Saímos andando pela cidade, passando por alguns lugares que já havíamos conhecido no dia anterior, como a Praça da Liberdade, que é lindíssima. É muito gostoso andar por Porto!

Praça da Liberdade
Praça da Liberdade

Chegamos ao Mercado do Bolhão, que foi altamente recomendado pelo guia do walking tour por seu valor histórica e tal. Chegando lá ficamos um pouco decepcionados. Por fora é uma construção bem grande, mas quando entramos, o mercado era muito feio e mal conservado. Não havia muitas barracas abertas, mas tudo em volta parecia que não recebia uma boa reforma há anos. Não achamos nada muito interessante para comprar. Eu comprei apenas duas garrafinhas pequenas de vinho do Porto, porque apesar da garrafa grande ser muito barata, eu não poderia embarcar com ela na minha mala de mão do voo da Ryanair e não estava nem um pouco a fim de pagar para despachar uma mala por causa de um vinho. Desculpem-me, amantes de vinho,

Mercado do Bolhão
Mercado do Bolhão

Não vou dizer que não recomendo a visita, mas se você estiver em Porto e passando por perto, entre, senão, também não há muito que se ver ou comer. De lá fomos a um dos lugares mais famosos da cidade para se comer bifana, um sanduíche típico da região. Nada mais é que pernil no pão saloio, mas não deixa de ser um prato local. O guia do walking tour havia recomendado este lugar e eu quis muito ir porque é realmente um lugar famoso e porque o nome do restaurante é o meu sobrenome! haha… Aliás, meu nome inteiro é extremamente português (apesar de não saber quem são os portugueses da família, pois até onde temos conhecendo, todas as gerações são nascidas aqui no Brasil mesmo) e cansei de andar em Porto e ver placas e nomes de estabelecimentos com meus sobrenomes neles – sou dona de metade de Porto, viu, gente?

Bifana
Bifana

De fato, o lugar é muito famoso, pois pegamos uma fila, digo, uma bicha para poder fazer nosso pedido.
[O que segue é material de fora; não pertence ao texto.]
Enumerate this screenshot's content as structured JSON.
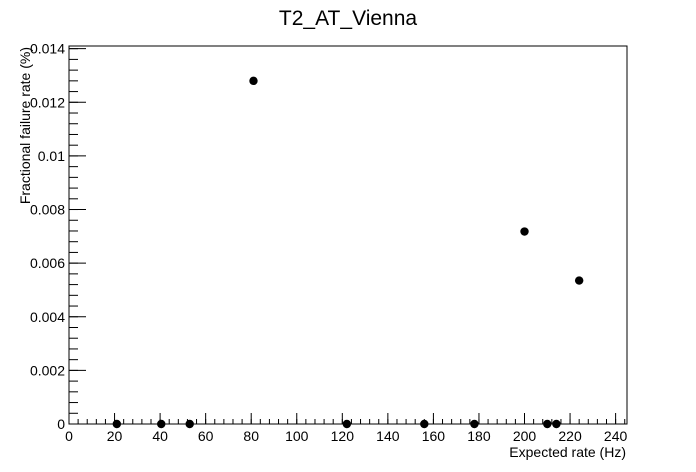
{
  "chart_data": {
    "type": "scatter",
    "title": "T2_AT_Vienna",
    "xlabel": "Expected rate (Hz)",
    "ylabel": "Fractional failure rate (%)",
    "xlim": [
      0,
      245
    ],
    "ylim": [
      0,
      0.0141
    ],
    "xticks": [
      0,
      20,
      40,
      60,
      80,
      100,
      120,
      140,
      160,
      180,
      200,
      220,
      240
    ],
    "xtick_labels": [
      "0",
      "20",
      "40",
      "60",
      "80",
      "100",
      "120",
      "140",
      "160",
      "180",
      "200",
      "220",
      "240"
    ],
    "yticks": [
      0,
      0.002,
      0.004,
      0.006,
      0.008,
      0.01,
      0.012,
      0.014
    ],
    "ytick_labels": [
      "0",
      "0.002",
      "0.004",
      "0.006",
      "0.008",
      "0.01",
      "0.012",
      "0.014"
    ],
    "grid": false,
    "legend": "none",
    "marker_color": "#000000",
    "series": [
      {
        "x": [
          21,
          40.5,
          53,
          81,
          122,
          156,
          178,
          200,
          210,
          214,
          224
        ],
        "y": [
          0,
          0,
          0,
          0.0128,
          0,
          0,
          0,
          0.00718,
          0,
          0,
          0.00535
        ]
      }
    ]
  }
}
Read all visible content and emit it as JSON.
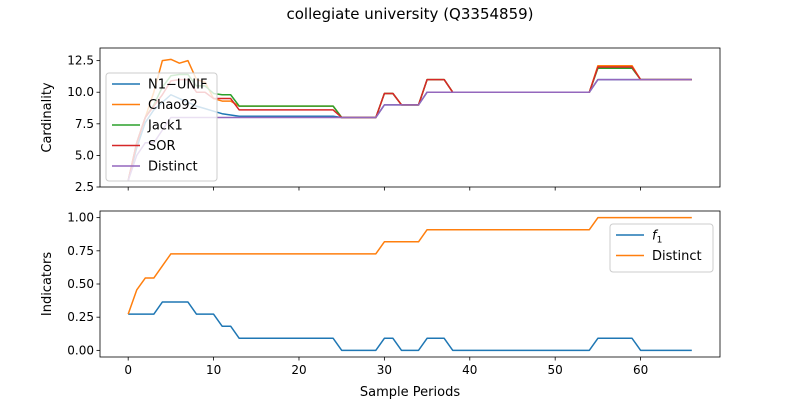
{
  "figure_title": "collegiate university (Q3354859)",
  "chart_data": [
    {
      "type": "line",
      "title": "",
      "xlabel": "",
      "ylabel": "Cardinality",
      "xlim": [
        -3.3,
        69.3
      ],
      "ylim": [
        2.5,
        13.5
      ],
      "yticks": [
        2.5,
        5.0,
        7.5,
        10.0,
        12.5
      ],
      "ytick_labels": [
        "2.5",
        "5.0",
        "7.5",
        "10.0",
        "12.5"
      ],
      "xticks": [
        0,
        10,
        20,
        30,
        40,
        50,
        60
      ],
      "show_xtick_labels": false,
      "legend_position": "upper-left",
      "series": [
        {
          "name": "N1−UNIF",
          "color": "#1f77b4",
          "x": [
            0,
            1,
            2,
            3,
            4,
            5,
            6,
            7,
            8,
            9,
            10,
            11,
            12,
            13,
            24,
            25,
            29,
            30,
            31,
            32,
            34,
            35,
            37,
            38,
            54,
            55,
            59,
            60,
            66
          ],
          "y": [
            3,
            5.6,
            7.6,
            8.6,
            9.2,
            9.8,
            9.5,
            9.2,
            8.9,
            8.7,
            8.5,
            8.3,
            8.2,
            8.1,
            8.1,
            8,
            8,
            9,
            9,
            9,
            9,
            10,
            10,
            10,
            10,
            11,
            11,
            11,
            11
          ]
        },
        {
          "name": "Chao92",
          "color": "#ff7f0e",
          "x": [
            0,
            1,
            2,
            3,
            4,
            5,
            6,
            7,
            8,
            9,
            10,
            11,
            12,
            13,
            24,
            25,
            29,
            30,
            31,
            32,
            34,
            35,
            37,
            38,
            54,
            55,
            59,
            60,
            66
          ],
          "y": [
            3,
            6,
            8,
            10,
            12.5,
            12.6,
            12.3,
            12.5,
            11.0,
            10.8,
            9.5,
            9.3,
            9.3,
            8.9,
            8.9,
            8,
            8,
            9.9,
            9.9,
            9,
            9,
            11,
            11,
            10,
            10,
            12.1,
            12.1,
            11,
            11
          ]
        },
        {
          "name": "Jack1",
          "color": "#2ca02c",
          "x": [
            0,
            1,
            2,
            3,
            4,
            5,
            6,
            7,
            8,
            9,
            10,
            11,
            12,
            13,
            24,
            25,
            29,
            30,
            31,
            32,
            34,
            35,
            37,
            38,
            54,
            55,
            59,
            60,
            66
          ],
          "y": [
            3,
            6,
            8,
            9,
            10.4,
            11.3,
            11.4,
            11.4,
            10.5,
            10.5,
            9.9,
            9.8,
            9.8,
            8.9,
            8.9,
            8,
            8,
            9.9,
            9.9,
            9,
            9,
            11,
            11,
            10,
            10,
            11.9,
            11.9,
            11,
            11
          ]
        },
        {
          "name": "SOR",
          "color": "#d62728",
          "x": [
            0,
            1,
            2,
            3,
            4,
            5,
            6,
            7,
            8,
            9,
            10,
            11,
            12,
            13,
            24,
            25,
            29,
            30,
            31,
            32,
            34,
            35,
            37,
            38,
            54,
            55,
            59,
            60,
            66
          ],
          "y": [
            3,
            6,
            8,
            8.9,
            9.8,
            10.9,
            11.0,
            11.0,
            10.0,
            10.0,
            9.5,
            9.5,
            9.5,
            8.6,
            8.6,
            8,
            8,
            9.9,
            9.9,
            9,
            9,
            11,
            11,
            10,
            10,
            12.0,
            12.0,
            11,
            11
          ]
        },
        {
          "name": "Distinct",
          "color": "#9467bd",
          "x": [
            0,
            1,
            2,
            3,
            4,
            5,
            6,
            7,
            8,
            9,
            10,
            11,
            12,
            13,
            24,
            25,
            29,
            30,
            31,
            32,
            34,
            35,
            37,
            38,
            54,
            55,
            59,
            60,
            66
          ],
          "y": [
            3,
            5,
            6,
            6,
            7,
            8,
            8,
            8,
            8,
            8,
            8,
            8,
            8,
            8,
            8,
            8,
            8,
            9,
            9,
            9,
            9,
            10,
            10,
            10,
            10,
            11,
            11,
            11,
            11
          ]
        }
      ]
    },
    {
      "type": "line",
      "title": "",
      "xlabel": "Sample Periods",
      "ylabel": "Indicators",
      "xlim": [
        -3.3,
        69.3
      ],
      "ylim": [
        -0.05,
        1.05
      ],
      "yticks": [
        0.0,
        0.25,
        0.5,
        0.75,
        1.0
      ],
      "ytick_labels": [
        "0.00",
        "0.25",
        "0.50",
        "0.75",
        "1.00"
      ],
      "xticks": [
        0,
        10,
        20,
        30,
        40,
        50,
        60
      ],
      "xtick_labels": [
        "0",
        "10",
        "20",
        "30",
        "40",
        "50",
        "60"
      ],
      "legend_position": "upper-right",
      "series": [
        {
          "name": "f",
          "name_subscript": "1",
          "color": "#1f77b4",
          "x": [
            0,
            1,
            2,
            3,
            4,
            5,
            6,
            7,
            8,
            9,
            10,
            11,
            12,
            13,
            24,
            25,
            29,
            30,
            31,
            32,
            34,
            35,
            37,
            38,
            54,
            55,
            59,
            60,
            66
          ],
          "y": [
            0.273,
            0.273,
            0.273,
            0.273,
            0.364,
            0.364,
            0.364,
            0.364,
            0.273,
            0.273,
            0.273,
            0.182,
            0.182,
            0.091,
            0.091,
            0,
            0,
            0.091,
            0.091,
            0,
            0,
            0.091,
            0.091,
            0,
            0,
            0.091,
            0.091,
            0,
            0
          ]
        },
        {
          "name": "Distinct",
          "color": "#ff7f0e",
          "x": [
            0,
            1,
            2,
            3,
            4,
            5,
            6,
            7,
            8,
            9,
            10,
            11,
            12,
            13,
            24,
            25,
            29,
            30,
            31,
            32,
            34,
            35,
            37,
            38,
            54,
            55,
            59,
            60,
            66
          ],
          "y": [
            0.273,
            0.455,
            0.545,
            0.545,
            0.636,
            0.727,
            0.727,
            0.727,
            0.727,
            0.727,
            0.727,
            0.727,
            0.727,
            0.727,
            0.727,
            0.727,
            0.727,
            0.818,
            0.818,
            0.818,
            0.818,
            0.909,
            0.909,
            0.909,
            0.909,
            1,
            1,
            1,
            1
          ]
        }
      ]
    }
  ]
}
Na fila, uns portugueses simpáticos – existe português que não seja simpático?- indicou uns lanches que segundo ele, eram os melhores. Acabei ficando com o tradicional e pedi um caldo verde para acompanhar. Não preciso dizer que estava delicioso também, afinal, existe comida em Portugal que não seja deliciosa? Se sim, fico com as tais Tripas que eu não quis experimentar… haha!

Caldo verde
Caldo verde

Bem perto dali estava a parte alta da Ponde Luís I, então fomos beirando as Muralhas Fernandinas e resolvemos cruzar a ponte para ir para Gaia, a cidadezinha do lado contrário do rio e onde se concentram os vendedores de vinho, pois os impostos lá costumavam ser menores que em Porto. Neste nível, a ponte tanto é passagem de pedestres como de trens comboios. Estava uma bela tarde de sol e foi uma travessia muito gostosa, já que dava para ver Porto, Gaia e o Rio Douro. Eu tenho um certo medo de altura e me dava uma mega vertigem olhar entre os pequenos vãos da ponte, mas enfim, nada que me fizesse dar pra trás.

A ponte
A ponte

Chegando em Gaia, o T. queria visitar uma cave de vinho do Porto. Bem, eu praticamente não bebo, então viagens que incluam atrações alcoólicas não é algo que vai necessariamente me interessar. Não fui no Heineken Experience em Amsterdã, por exemplo, simplesmente porque não tive interesse, logo, não estava nem pensando em vinho quando resolvi visitar Porto. O T. estava, porém ele não pesquisou nada antes e não fazia ideia de preços, horários e os melhores lugares. É claro que eu quase dei uma voadora nele, porque onde já se viu não pesquisar nada? Que não pesquisasse muito antes, mas desse pelo menos uma olhada na noite anterior no hostel, né? Superadas nossas diferenças, acabamos entrando numa loja de um vinho que eu sinceramente não lembro o nome. Não havia nenhuma visita a nenhuma cave, mas você poderia degustar vinhos especiais enquanto a moça explicava toda a história do vinho do Porto e porque ele é tão especial. Eu não comprei vinho, então esperei o T. apreciar o dele enquanto ouvíamos toda a explicação: o vinho do Porto é feito com uvas cultivadas em condições climáticas apenas presentes naquele local, por isso seu gosto é único e reconhecido no mundo todo. A moça que explicou tudo isso tinha um sotaque tão forte e comia tantas vogais em sua fala, que eu juro que tivesse que me esforçar muito e prestar muita atenção no que ela dizia para compreender tudo. O sotaque do Porto é realmente muito forte!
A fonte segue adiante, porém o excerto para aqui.